Verniciatura su misura
Sfogliando le foto delle lavorazioni riservate ai telai Regola, si capisce che le possibilità siano pressoché infinite. Lavorando con gli stessi prodotti di carrozzeria, volendo potrebbero riprodurre sui telai gli stessi colori delle auto e in effetti c’è qualcuno che lo chiede.
«Tutte le nostre lavorazioni sono su misura – spiega Costamagna – per cui uno va da Regola, ad esempio, gli chiede la colorazione o la finitura che preferisce e noi la facciamo come il cliente vuole. Una volta che l’abbiamo verniciato, lo mettiamo a cuocere a 50 gradi per mezz’ora. Difficile fare una statistica delle colorazioni più richieste. C’è l’effetto marmo e anche l’effetto carbonio, c’è un po’ di tutto. Come c’è anche chi la vuole semplice, grigia oppure rossa.
«Qualcuno arriva e sa già cosa vuole, delle volte invece non sanno cosa fare. E allora sono io che gli propongo qualcosa che abbiamo fatto, con l’obiettivo di consegnargli una bici unica. Una bici che hai solo tu, perché di fatto realizziamo dei prototipi ed è difficile trovarne un’altra uguale».




Ore e ore di prove
Come si faccia per passare dal verniciare le auto alla delicatezza di un telaio in carbonio, Gianpaolo Costamagna lo spiega con grande orgoglio.
«Io e Manuel, il ragazzo che vernicia – racconta – abbiamo fatto tante prove. Abbiamo perso tanto tempo, lavorando su vari telai. Abbiamo dato prima il trasparente in un modo. Poi guardavamo il risultato e facevamo delle altre prove. Alla fine però siamo riusciti a trovare il modo migliore perché il lavoro venga nel modo giusto.
«Per completare un telaio, in media serve un giorno. Dipende dalla lavorazione – riprende Costamagna – ma a volte capita che dobbiamo dare la tinta poi chiuderla col trasparente e il giorno dopo dover ricarteggiare tutto per fare un’altra parte della bici, perché magari deve avere un colore diverso. E poi abbiamo anche un’azienda che fa gli adesivi su misura, come li vogliamo.

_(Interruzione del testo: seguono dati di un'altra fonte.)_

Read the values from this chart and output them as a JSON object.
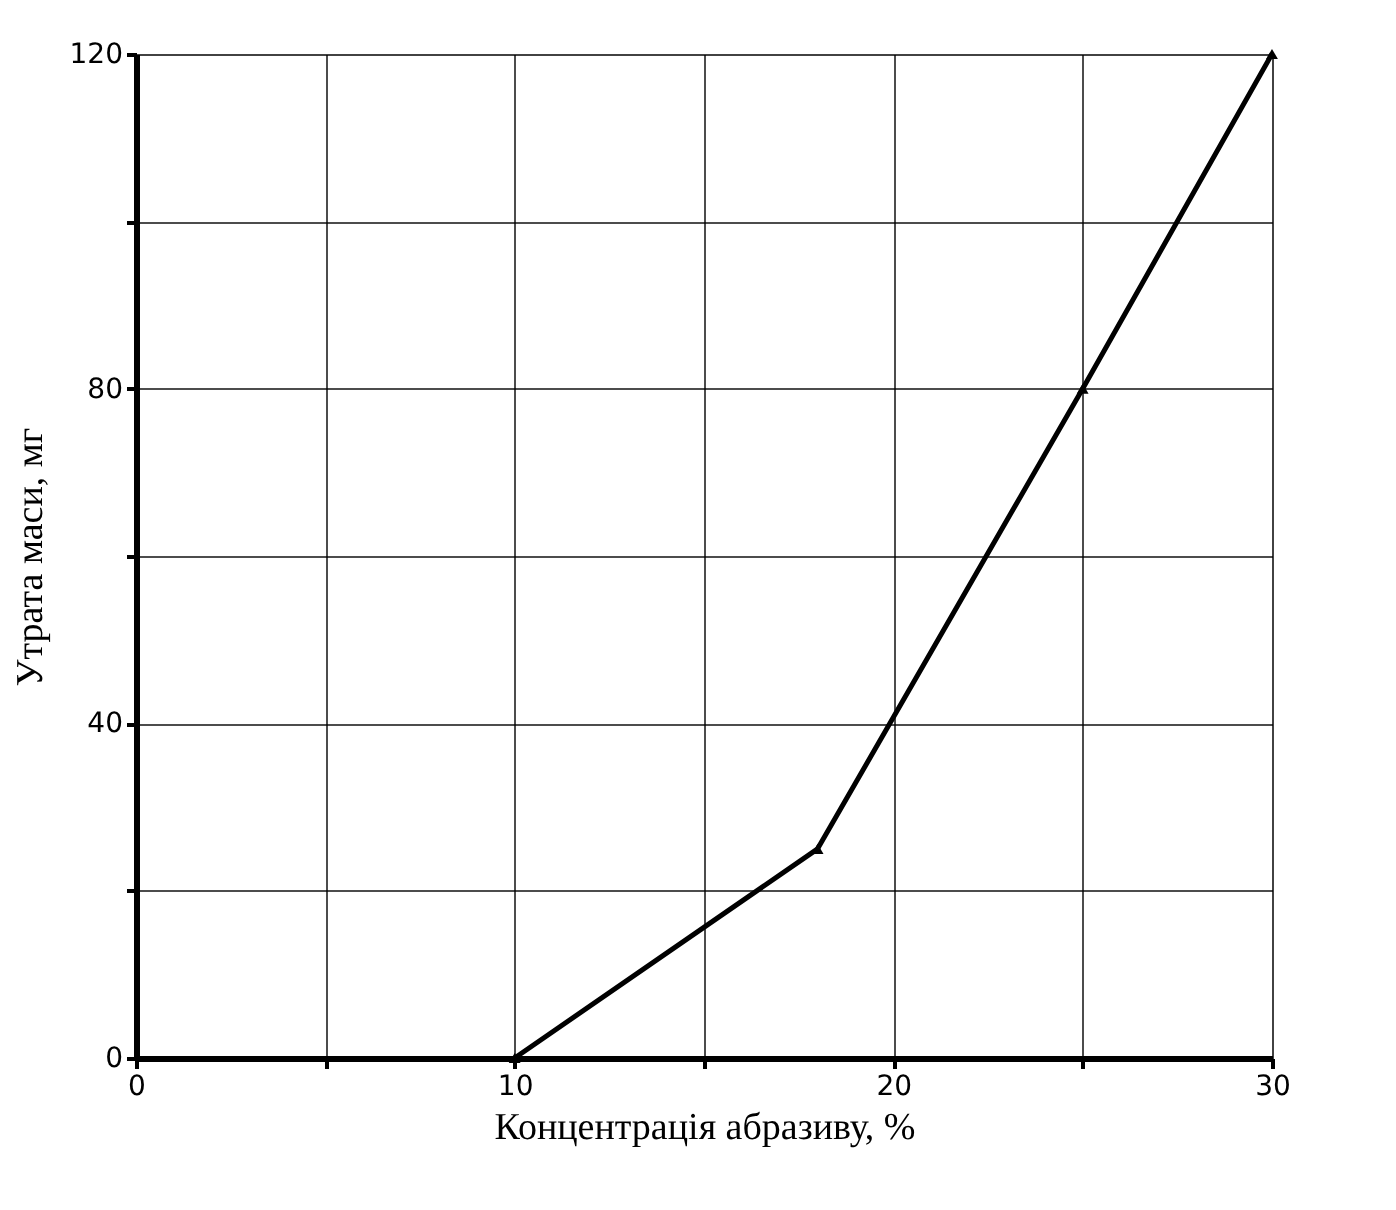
{
  "chart_data": {
    "type": "line",
    "xlabel": "Концентрація абразиву, %",
    "ylabel": "Утрата маси, мг",
    "x": [
      10,
      18,
      25,
      30
    ],
    "series": [
      {
        "color": "#000000",
        "values": [
          0,
          25,
          80,
          120
        ]
      }
    ],
    "xlim": [
      0,
      30
    ],
    "ylim": [
      0,
      120
    ],
    "xticks": [
      0,
      {
        "value": 5,
        "label": null
      },
      10,
      {
        "value": 15,
        "label": null
      },
      20,
      {
        "value": 25,
        "label": null
      },
      30
    ],
    "yticks": [
      0,
      {
        "value": 20,
        "label": null
      },
      40,
      {
        "value": 60,
        "label": null
      },
      80,
      {
        "value": 100,
        "label": null
      },
      120
    ],
    "grid": true,
    "marker": "triangle",
    "line_style": "solid"
  }
}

Pensiamo a tutto noi, basta che mi portino il telaio pulito, tutto smontato, e noi facciamo il resto».


Quattro colorazioni
Le colorazioni di Costamagna Custom Paint sono il Carbonio a Vista Colorato (Candy over Carbon): invece di coprire le fibre con un colore, si utilizza un trasparente colorato (Candy) applicato direttamente sul carbonio grezzo.
C’è poi l‘effetto “Al sole”, con la trama del carbonio che risplende attraverso una tonalità profonda di colori. Marmo (Marblizer Technique) è una finitura che regala un look lussuoso: il telaio è un pezzo unico perché è impossibile replicare due volte la stessa venatura.

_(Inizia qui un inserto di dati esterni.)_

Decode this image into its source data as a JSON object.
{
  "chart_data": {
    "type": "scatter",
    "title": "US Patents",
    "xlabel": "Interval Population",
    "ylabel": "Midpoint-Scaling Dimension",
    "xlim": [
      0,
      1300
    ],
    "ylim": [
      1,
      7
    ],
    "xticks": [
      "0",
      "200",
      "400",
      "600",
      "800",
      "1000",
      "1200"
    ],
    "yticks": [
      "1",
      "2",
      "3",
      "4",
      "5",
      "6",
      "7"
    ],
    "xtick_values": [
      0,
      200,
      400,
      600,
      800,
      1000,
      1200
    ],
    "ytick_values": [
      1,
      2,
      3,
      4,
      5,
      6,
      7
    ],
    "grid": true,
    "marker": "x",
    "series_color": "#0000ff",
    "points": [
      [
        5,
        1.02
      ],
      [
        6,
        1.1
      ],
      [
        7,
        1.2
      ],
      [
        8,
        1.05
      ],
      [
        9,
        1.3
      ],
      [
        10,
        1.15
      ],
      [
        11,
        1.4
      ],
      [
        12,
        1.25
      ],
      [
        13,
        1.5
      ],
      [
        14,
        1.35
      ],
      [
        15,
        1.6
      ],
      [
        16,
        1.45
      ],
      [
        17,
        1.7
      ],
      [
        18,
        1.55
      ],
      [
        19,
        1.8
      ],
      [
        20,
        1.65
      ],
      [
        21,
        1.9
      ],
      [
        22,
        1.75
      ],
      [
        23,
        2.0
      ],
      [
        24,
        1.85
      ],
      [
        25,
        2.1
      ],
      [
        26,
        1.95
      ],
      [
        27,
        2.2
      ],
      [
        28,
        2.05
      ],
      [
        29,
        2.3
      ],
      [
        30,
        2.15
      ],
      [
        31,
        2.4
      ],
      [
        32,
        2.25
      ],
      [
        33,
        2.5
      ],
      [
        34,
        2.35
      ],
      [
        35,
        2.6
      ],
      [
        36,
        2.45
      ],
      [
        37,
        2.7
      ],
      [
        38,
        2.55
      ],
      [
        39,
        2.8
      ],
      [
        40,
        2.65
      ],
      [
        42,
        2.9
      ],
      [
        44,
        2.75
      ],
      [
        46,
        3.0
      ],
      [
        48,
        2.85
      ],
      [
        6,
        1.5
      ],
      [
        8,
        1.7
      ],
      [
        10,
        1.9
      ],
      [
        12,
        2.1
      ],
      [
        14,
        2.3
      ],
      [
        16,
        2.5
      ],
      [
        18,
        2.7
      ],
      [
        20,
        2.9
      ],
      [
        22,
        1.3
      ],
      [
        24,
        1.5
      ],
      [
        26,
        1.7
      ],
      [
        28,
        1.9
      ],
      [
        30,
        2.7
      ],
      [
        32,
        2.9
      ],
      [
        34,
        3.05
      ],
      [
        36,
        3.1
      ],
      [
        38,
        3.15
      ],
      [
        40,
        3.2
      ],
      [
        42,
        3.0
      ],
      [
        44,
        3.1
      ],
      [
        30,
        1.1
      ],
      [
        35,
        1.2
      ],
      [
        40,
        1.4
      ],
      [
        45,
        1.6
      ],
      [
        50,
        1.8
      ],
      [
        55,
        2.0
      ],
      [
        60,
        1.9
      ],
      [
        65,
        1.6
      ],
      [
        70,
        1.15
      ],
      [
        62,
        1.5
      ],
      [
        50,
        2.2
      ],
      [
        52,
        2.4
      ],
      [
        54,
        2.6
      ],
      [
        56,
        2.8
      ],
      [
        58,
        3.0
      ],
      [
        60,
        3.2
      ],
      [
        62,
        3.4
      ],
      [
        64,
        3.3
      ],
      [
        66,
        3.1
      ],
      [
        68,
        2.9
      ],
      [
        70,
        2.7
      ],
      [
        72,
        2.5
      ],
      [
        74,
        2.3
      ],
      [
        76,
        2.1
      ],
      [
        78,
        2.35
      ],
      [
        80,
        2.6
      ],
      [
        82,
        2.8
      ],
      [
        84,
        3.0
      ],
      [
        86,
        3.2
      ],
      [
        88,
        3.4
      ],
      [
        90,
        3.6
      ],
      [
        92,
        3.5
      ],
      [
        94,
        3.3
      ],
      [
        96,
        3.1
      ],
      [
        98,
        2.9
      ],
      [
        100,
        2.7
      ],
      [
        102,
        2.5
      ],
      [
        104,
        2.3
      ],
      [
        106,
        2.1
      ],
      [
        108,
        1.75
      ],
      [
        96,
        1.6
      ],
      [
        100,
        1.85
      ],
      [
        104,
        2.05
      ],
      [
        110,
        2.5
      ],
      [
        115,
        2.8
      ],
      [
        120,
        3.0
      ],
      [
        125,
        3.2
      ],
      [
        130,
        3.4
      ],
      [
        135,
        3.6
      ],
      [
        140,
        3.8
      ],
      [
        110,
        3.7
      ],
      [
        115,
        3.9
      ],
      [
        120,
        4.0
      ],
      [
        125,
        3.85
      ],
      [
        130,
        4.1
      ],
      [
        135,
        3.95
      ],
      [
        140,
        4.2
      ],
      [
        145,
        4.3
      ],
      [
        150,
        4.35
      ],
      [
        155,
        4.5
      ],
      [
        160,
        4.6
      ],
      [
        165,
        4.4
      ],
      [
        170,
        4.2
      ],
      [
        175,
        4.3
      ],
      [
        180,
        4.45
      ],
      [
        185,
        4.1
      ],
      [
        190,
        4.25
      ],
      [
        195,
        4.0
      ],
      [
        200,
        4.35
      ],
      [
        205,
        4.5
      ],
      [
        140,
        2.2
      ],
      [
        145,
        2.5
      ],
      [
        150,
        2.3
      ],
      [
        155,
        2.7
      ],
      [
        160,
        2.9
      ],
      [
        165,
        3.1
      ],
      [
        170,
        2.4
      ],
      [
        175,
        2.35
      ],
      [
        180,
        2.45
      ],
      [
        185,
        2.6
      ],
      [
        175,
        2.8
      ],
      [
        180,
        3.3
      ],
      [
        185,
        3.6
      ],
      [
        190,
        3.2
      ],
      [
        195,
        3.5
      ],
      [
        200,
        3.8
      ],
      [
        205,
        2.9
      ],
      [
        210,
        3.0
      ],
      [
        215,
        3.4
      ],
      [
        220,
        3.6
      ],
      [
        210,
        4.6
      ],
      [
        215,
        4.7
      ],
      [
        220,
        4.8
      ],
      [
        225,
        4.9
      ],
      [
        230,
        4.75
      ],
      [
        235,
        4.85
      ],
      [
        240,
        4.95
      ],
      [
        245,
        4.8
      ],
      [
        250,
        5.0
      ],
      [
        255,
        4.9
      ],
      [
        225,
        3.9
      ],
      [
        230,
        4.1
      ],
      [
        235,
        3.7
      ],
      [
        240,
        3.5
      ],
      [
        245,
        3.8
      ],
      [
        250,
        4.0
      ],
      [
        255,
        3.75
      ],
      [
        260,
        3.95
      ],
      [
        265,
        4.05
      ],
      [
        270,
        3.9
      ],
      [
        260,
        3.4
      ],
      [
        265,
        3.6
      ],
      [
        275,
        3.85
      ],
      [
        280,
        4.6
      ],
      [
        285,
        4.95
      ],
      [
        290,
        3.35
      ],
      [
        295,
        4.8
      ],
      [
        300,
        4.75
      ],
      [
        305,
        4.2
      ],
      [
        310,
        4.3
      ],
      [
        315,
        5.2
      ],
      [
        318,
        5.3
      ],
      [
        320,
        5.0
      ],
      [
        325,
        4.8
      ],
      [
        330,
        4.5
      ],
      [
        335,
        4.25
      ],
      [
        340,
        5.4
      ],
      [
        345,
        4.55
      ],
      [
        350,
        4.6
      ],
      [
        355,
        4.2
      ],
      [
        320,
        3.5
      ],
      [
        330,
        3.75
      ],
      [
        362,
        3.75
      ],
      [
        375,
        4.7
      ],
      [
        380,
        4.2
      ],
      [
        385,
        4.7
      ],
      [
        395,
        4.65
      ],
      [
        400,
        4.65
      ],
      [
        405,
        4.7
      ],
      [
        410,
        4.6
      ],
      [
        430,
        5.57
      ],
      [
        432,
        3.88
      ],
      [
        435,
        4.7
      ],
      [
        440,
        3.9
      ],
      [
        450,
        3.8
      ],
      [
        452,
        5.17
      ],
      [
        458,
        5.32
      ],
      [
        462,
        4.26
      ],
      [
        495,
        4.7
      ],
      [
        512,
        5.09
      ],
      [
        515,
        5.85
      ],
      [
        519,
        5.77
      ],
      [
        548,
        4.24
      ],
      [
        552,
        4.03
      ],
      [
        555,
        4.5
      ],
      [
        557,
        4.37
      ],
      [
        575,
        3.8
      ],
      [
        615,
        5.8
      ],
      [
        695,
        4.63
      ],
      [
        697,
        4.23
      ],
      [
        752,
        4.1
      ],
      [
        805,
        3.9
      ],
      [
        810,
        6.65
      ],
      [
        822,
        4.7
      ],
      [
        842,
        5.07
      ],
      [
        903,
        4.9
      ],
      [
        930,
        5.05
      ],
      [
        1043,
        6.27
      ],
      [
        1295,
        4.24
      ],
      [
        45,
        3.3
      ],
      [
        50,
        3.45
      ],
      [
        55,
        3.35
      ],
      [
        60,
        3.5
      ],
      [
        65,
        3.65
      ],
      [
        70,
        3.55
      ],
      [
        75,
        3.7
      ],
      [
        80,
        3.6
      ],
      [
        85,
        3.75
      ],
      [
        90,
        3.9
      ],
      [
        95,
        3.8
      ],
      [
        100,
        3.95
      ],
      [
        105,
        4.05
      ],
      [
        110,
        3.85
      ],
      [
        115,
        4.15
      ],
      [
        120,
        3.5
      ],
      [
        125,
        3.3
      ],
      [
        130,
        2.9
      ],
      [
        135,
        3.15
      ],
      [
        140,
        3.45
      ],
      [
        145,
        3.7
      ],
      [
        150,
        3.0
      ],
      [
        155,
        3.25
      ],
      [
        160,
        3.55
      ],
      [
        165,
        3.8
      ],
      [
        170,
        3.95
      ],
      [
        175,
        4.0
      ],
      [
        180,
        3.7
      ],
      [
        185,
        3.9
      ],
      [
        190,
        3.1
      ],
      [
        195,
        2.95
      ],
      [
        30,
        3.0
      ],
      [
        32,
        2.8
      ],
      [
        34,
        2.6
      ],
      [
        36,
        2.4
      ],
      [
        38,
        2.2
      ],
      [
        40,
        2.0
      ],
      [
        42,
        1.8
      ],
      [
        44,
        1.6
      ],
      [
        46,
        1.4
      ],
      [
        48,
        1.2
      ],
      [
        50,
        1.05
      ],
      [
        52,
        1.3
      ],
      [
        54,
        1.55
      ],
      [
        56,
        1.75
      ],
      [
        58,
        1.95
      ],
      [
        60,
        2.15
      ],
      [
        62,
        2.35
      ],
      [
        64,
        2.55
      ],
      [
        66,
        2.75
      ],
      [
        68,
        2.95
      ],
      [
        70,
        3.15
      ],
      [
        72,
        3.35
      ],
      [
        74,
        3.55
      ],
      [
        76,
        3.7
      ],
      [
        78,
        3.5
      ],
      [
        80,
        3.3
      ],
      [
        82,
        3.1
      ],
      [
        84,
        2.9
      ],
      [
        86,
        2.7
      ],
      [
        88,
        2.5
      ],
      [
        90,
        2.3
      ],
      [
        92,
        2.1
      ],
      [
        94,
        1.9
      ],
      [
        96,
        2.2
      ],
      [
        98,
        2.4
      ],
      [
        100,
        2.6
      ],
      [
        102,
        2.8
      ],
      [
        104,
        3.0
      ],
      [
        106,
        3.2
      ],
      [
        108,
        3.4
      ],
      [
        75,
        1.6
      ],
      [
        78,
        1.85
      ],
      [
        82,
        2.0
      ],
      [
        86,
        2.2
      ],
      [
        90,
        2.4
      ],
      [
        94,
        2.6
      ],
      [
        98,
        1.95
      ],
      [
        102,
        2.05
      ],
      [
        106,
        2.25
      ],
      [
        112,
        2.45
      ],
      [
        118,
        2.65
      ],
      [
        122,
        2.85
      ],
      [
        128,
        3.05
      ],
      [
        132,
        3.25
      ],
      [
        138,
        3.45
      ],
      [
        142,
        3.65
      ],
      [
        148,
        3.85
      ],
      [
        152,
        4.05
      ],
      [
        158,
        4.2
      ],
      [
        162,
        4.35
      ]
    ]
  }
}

Cubicatura (Hydro Dipping) è la soluzione ideale per chi desidera trame complesse e ripetitive su superfici curve (come steli della forcella o manubri integrati).
Infine l’effetto Ice (Crystallization), che si consegue attraverso l’applicazione di una soluzione chimica specifica che cristallizza durante l’asciugatura. Il telaio si copre di una trama che ricorda i cristalli di ghiaccio o le venature di un vetro gelato.